N,N-Dimethylformamide: The application and metabolism

General description

N,N-Dimethylformamide is a common polar solvent that has a worldwide annual production, and is used in a wide variety of industrial processes. Often used as a common solvent for chemical reactions and utilized widely in industry as a reagent, N,N-dimethylformamide (DMF) has played an important role in organic synthesis for a long time. The primary use of DMF is as an effective polar solvent for various chemical reactions. Additionally, DMF is a multipurpose reagent widely used in chemistry. For instance, DMF can be utilized as an effective ligand in the preparation of metallic complexes. Furthermore, it can also participate in reactions as a dehydrating agent, as a source for a reducing agent, or even as a catalyst.4 More importantly, because of its structure, DMF can participate in many reactions by serving as a multipurpose building block for various units, such as O, -CO, -NMe2, -CONMe2, -Me, -CHO, etc. Its appearance is as follows:

Figure 1 Appearance of N,N-Dimethylformamide.

Application

N,N-Dimethylformamides has many uses in the organic chemistry. It can serve as a precursor in formylation reactions. The formylation of numerous substrates, such as electron-rich aromatic or heteroaromatic compounds, as well as electron-rich alkenes and 1,3-dienes, has been achieved by utilizing Vilsmeier reagents, which are usually prepared from N,N-Dimethylformamides and acid chlorides [1]. Moreover, N,N-Dimethylformamides can serve as a precursor in aminocarbonylation reactions. In 2001, the group of Indolese observed the formation of dimethylamide in the reductive carbonylation of 3-bromobenzotrifluoride in DMF. With the employment of imidazole, which is known as a powerful Lewis base and acylating catalyst, and the adjustment of the Pd/P ratio, an 89 % yield of the amide was obtained. Since this reaction was conducted under CO (5 bar), DMF was considered to be the amine source [2].
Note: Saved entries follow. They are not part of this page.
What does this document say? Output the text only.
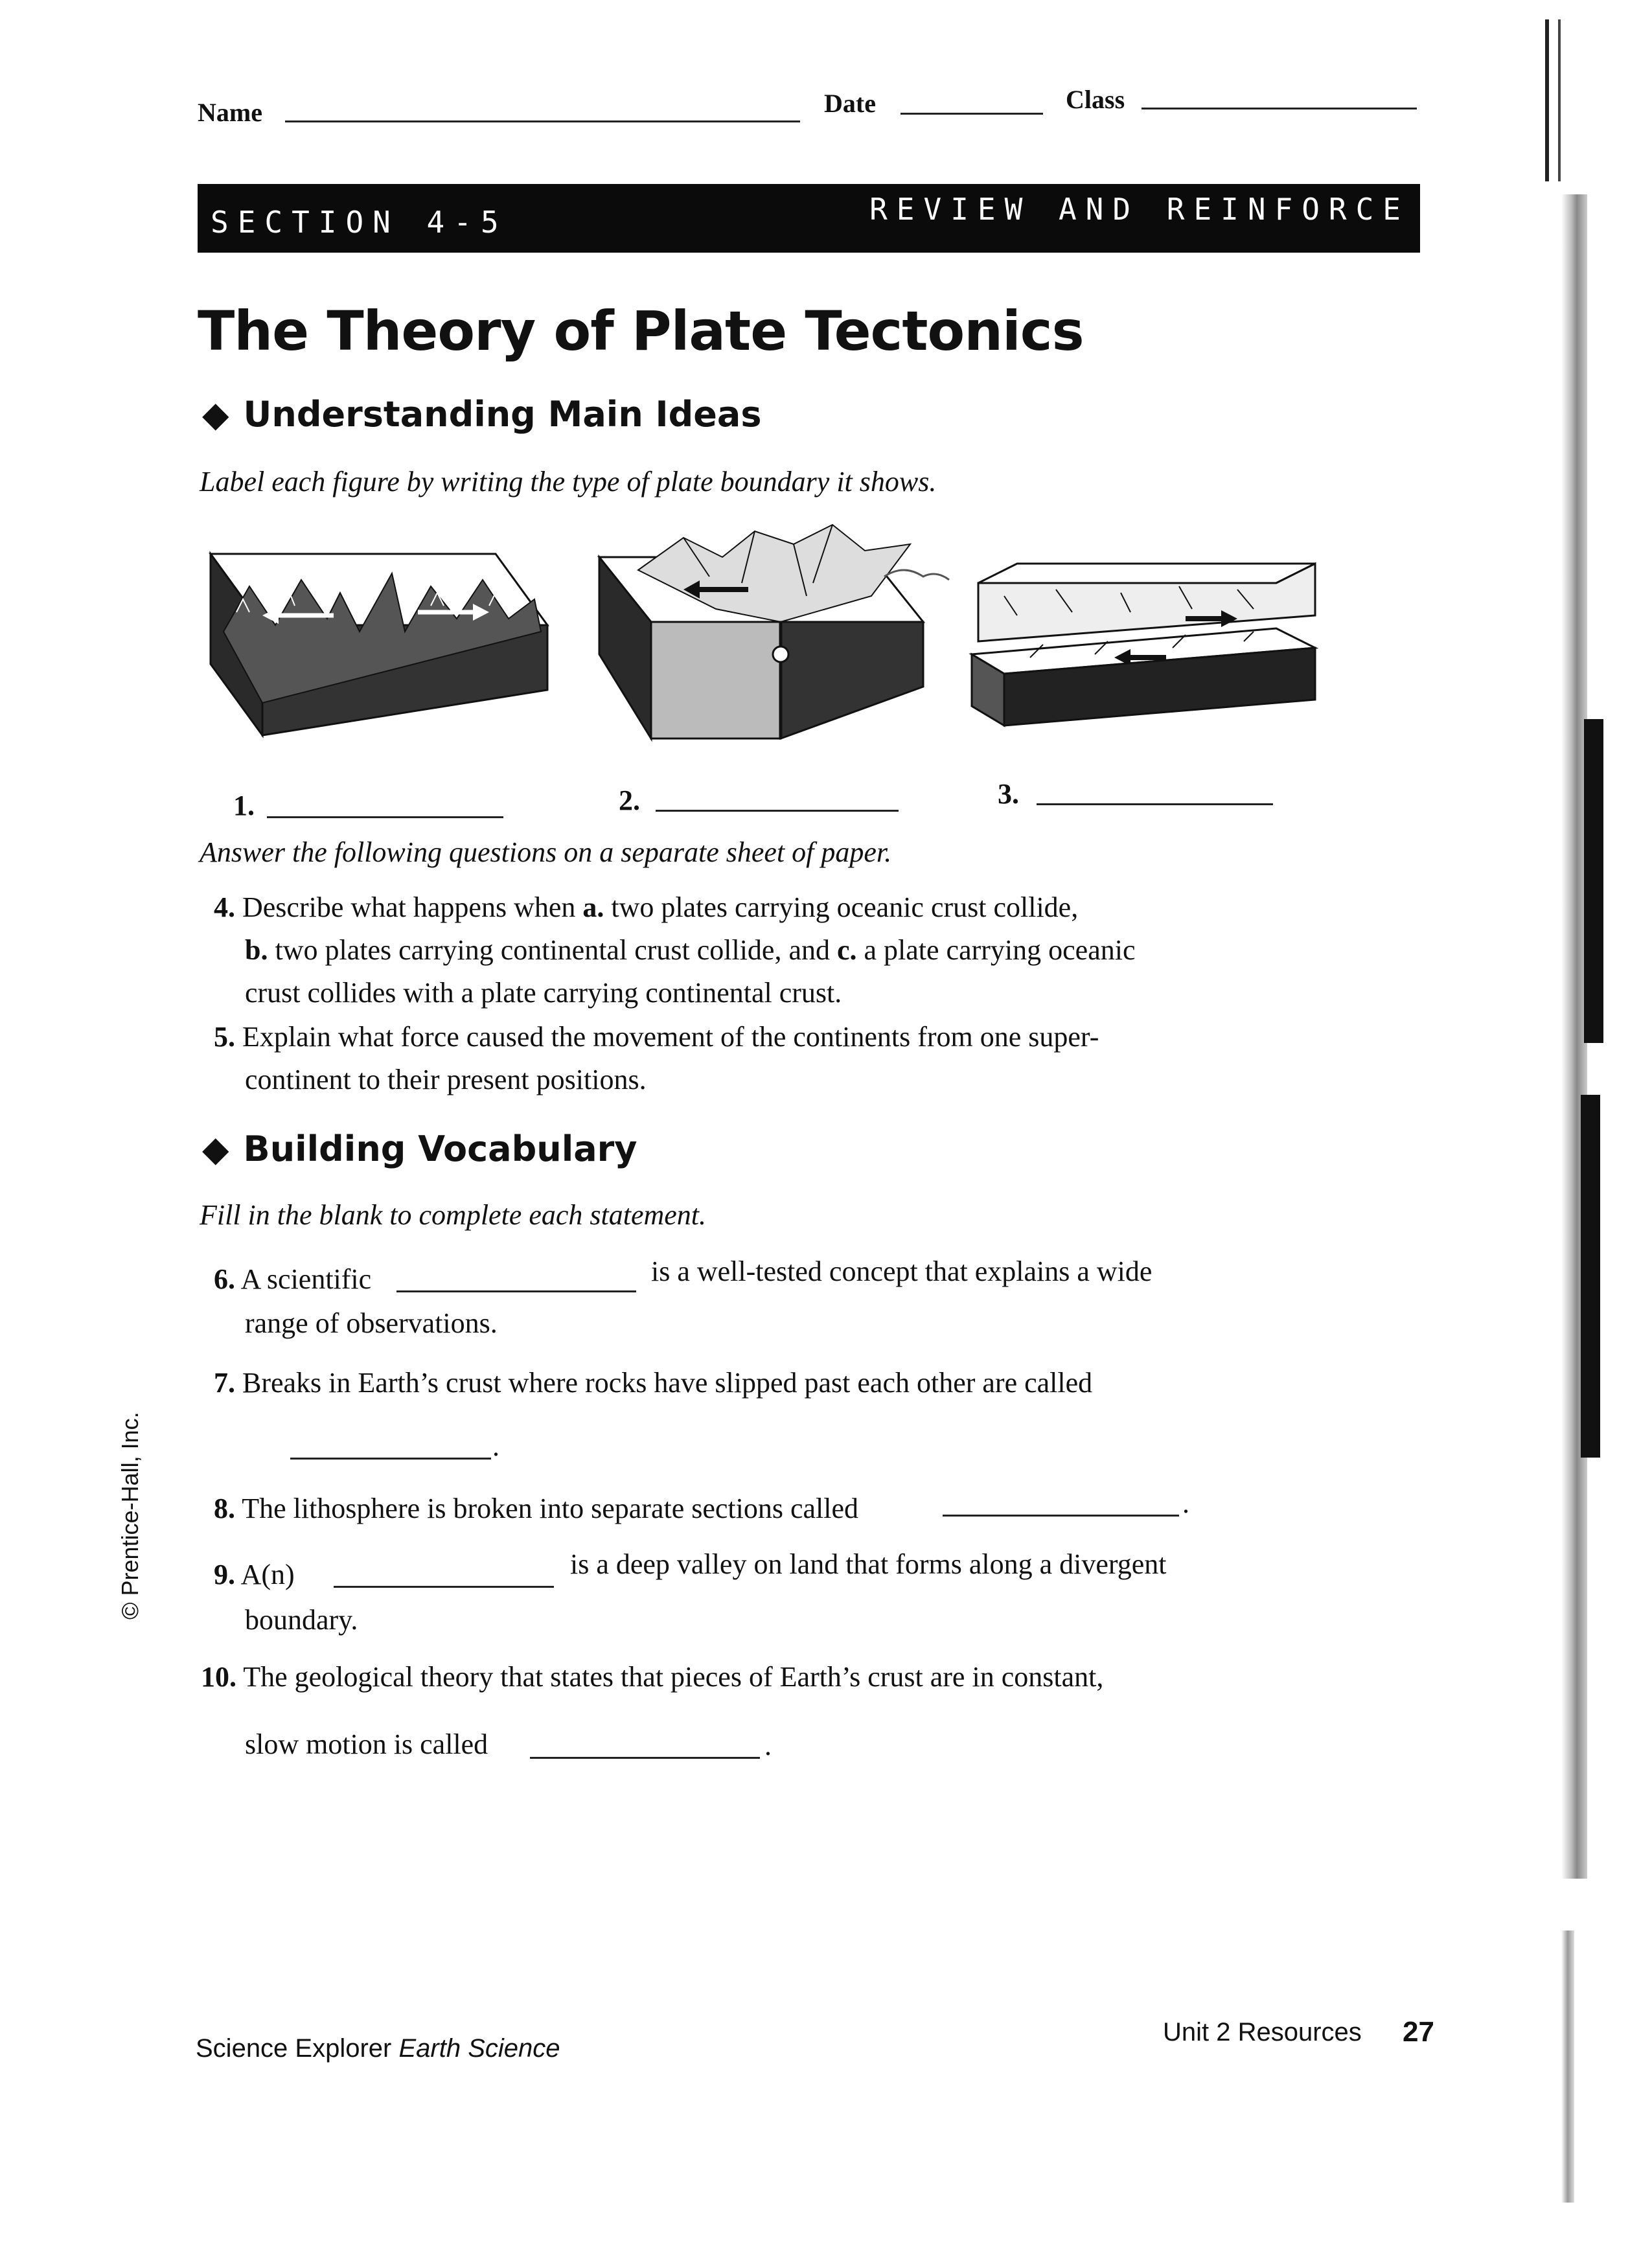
Name	Date	Class
SECTION 4-5	REVIEW AND REINFORCE
The Theory of Plate Tectonics
◆ Understanding Main Ideas
Label each figure by writing the type of plate boundary it shows.
1.	2.	3.
Answer the following questions on a separate sheet of paper.
4. Describe what happens when a. two plates carrying oceanic crust collide,
b. two plates carrying continental crust collide, and c. a plate carrying oceanic
crust collides with a plate carrying continental crust.
5. Explain what force caused the movement of the continents from one super-
continent to their present positions.
◆ Building Vocabulary
Fill in the blank to complete each statement.
6. A scientific	is a well-tested concept that explains a wide
range of observations.
7. Breaks in Earth’s crust where rocks have slipped past each other are called
.
8. The lithosphere is broken into separate sections called	.
9. A(n)	is a deep valley on land that forms along a divergent
boundary.
10. The geological theory that states that pieces of Earth’s crust are in constant,
slow motion is called	.
© Prentice-Hall, Inc.
Science Explorer Earth Science
Unit 2 Resources 27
In addition, N,N-Dimethylformamides can serve as a Source of dimethylamine in mmination reactions. DMF has been utilized widely in the amination of aryl halides by serving as an important and convenient source of dimethylamine, which results from facile decomposition of DMF under various reaction conditions [3]. Besides, N,N-Dimethylformamides can serve as a source of dimethylamine in amidation reactions. There have been some reports on the synthesis of amides just by heating DMF solutions of acyl chlorides, esters, or anhydrides. Recently, Kumagai et al. reported an effective synthesis of N,N-dimethylamides from carboxylic acids and DMF in the presence of thionyl chloride [4].

Metabolism

The major pathway of metabolic disposition of DMF involves the hydroxylation of its methyl moieties. The primary product of this metabolic route is N-(hydroxymethy1)-N-methylformamide [HMMF, CH3(CH2OH)NCHO. HMMF, in turn, can decompose to NMF chemically with concomitant elimination of formaldehyde at a rate which depends on the pH and temperature of the environment. HMMF is the major urinary excretion product of DMF in humans. Volunteers who were exposed for 8 h to 30 mg/m^-3 DMF vapor excreted only 0.3% of the absorbed dose as DMF, but 22.3% as HMMF [5]. In an investigation of the plasma disposition of DMF and its metabolites in rats and mice which had inhaled DMF vapor, discrimination between NMF and HMMF was achieved. NMF constituted between 30% and 60 % of HMMF plasma levels, depending on exposure and sampling time [6].

Toxicity

The original studies on DMF metabolism related its adverse effects to its biotransformation to NMF. Consistent with this notion, monoalkylformamides such as NMF are clearly more potently toxic than DMF.

References

[1]G. Jones, S. P. Stanforth, Org. React. 2000, 56, 355– 659.

[2]A. Schnyder, M. Beller, G. Mehltretter, T. Nsenda, M. Studer, A. F. Indolese, J. Org. Chem. 2001, 66, 4311– 4315.

[3]A. Sharma, V. P. Mehta, E. Van?der?Eycken, Tetrahedron 2008, 64, 2605– 2610.

[4]T. Kumagai, T. Anki, T. Ebi, A. Konishi, K. Matsumoto, H. Kurata, T. Kubo, K. Katsumoto, C. Kitamura, T. Kawase, Tetrahedron 2010, 66, 8968– 8973.

[5] J. MrAz and H. Nohova. Int. Arch. Occup. Enuiron. Health. 1992, 64, 85-92.

[6] J. R. Barnes and K. E. Ranta. Toxicol. Appl. Pharmacol. 1972, 23, 271-276.

[7]Gate,E. N.,Threadgill,M. D., Stevens,M. F. G.,Chubb, D.,Vickers, L. M., Langdon, S. P., Hickman, J. A., and Gescher, A. J. Med. Chem. 1986, 29, 1046-1052.